Caglar E., Senturk H., Atasoy D., Sisman G., Cannakan B., Tuncer M.

HEPATO-GASTROENTEROLOGY, vol.60, no.124, pp.896-899, 2013 (SCI-Expanded) identifier identifier identifier

  • Publication Type: Article / Article
  • Volume: 60 Issue: 124
  • Publication Date: 2013
  • Doi Number: 10.5754/hge121100
  • Journal Indexes: Science Citation Index Expanded (SCI-EXPANDED), Scopus
  • Page Numbers: pp.896-899
  • Istanbul University Affiliated: Yes


Background/Aims: The efficacy of endoscopic ultrasound with fine-needle aspiration (EUS-FNA) in the diagnosis and staging of pancreatic malignancy is quite well established.
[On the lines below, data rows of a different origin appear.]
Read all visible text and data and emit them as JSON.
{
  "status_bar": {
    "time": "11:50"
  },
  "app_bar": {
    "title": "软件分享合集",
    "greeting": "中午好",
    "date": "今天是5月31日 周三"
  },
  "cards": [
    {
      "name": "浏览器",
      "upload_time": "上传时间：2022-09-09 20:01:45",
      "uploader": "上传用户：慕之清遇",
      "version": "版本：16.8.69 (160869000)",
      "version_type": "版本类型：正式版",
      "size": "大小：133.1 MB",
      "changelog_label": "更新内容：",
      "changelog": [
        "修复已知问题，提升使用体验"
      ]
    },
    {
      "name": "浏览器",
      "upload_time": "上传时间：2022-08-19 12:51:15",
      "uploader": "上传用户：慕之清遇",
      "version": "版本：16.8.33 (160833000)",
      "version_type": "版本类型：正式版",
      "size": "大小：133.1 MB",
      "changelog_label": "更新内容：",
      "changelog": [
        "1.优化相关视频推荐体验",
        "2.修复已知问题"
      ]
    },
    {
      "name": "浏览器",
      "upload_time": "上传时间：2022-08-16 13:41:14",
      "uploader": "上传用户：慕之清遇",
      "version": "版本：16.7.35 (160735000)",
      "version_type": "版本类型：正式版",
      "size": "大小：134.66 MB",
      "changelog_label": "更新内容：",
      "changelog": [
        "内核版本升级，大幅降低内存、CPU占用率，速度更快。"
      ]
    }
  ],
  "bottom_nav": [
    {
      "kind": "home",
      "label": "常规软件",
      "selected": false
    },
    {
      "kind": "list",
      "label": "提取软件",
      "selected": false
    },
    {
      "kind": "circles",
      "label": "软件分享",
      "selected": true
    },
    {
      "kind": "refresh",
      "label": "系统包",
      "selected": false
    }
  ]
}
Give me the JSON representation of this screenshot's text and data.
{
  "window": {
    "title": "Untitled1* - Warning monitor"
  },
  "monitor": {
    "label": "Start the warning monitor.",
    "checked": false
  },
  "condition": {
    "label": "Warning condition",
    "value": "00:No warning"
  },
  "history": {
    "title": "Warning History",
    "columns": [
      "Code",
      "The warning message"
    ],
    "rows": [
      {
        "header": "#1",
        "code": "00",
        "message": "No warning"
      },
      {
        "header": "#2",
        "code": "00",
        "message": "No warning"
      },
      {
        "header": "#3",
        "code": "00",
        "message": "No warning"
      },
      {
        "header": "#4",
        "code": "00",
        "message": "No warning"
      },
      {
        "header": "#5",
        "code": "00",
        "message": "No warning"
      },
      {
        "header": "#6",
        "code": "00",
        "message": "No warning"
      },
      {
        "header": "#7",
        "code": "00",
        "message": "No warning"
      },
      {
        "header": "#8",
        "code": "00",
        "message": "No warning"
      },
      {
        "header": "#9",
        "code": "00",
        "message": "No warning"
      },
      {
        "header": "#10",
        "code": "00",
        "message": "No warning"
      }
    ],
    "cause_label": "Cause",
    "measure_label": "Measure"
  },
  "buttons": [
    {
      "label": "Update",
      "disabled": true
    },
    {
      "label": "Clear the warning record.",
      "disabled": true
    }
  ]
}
The aim of this study is to describe a single-centre's experience. Methodology: Data were collected retrospectively on all patients with solid pancreatic masses undergoing EUS-FNA from January 2006 to March 2011. In tumor cases, TNM staging using EUS was compared with the results of histopathological staging. Results: EUS-FNA of pancreatic lesions was performed in 125 patients. Of these patients, data of 75 were available (68% men, mean age 59.97 +/- 11.12 (SD) years); 58 (77%) of the lesions were ductal adenocarcinoma, 11 (14.5%) were chronic pancreatitis, 4 (%5) were intraductal papillary mucinous carcinoma (IPMN) and 2 (%3) were insulinoma. Diagnostic yield of the EUS-FNA procedure was 74.7% (56/75). Specimens from six patients were inadequate. In multivariate analysis, lesion diameter below 2cm was an independent predictor for the inadequacy of material (p=0.04). Conclusions: In patients with pancreatic mass with suspected malignancy, EUS-FNA provided a diagnosis with accuracy rate of 75%. Inadequate material with EUS-FNA was significantly more frequent in lesions below 2cm.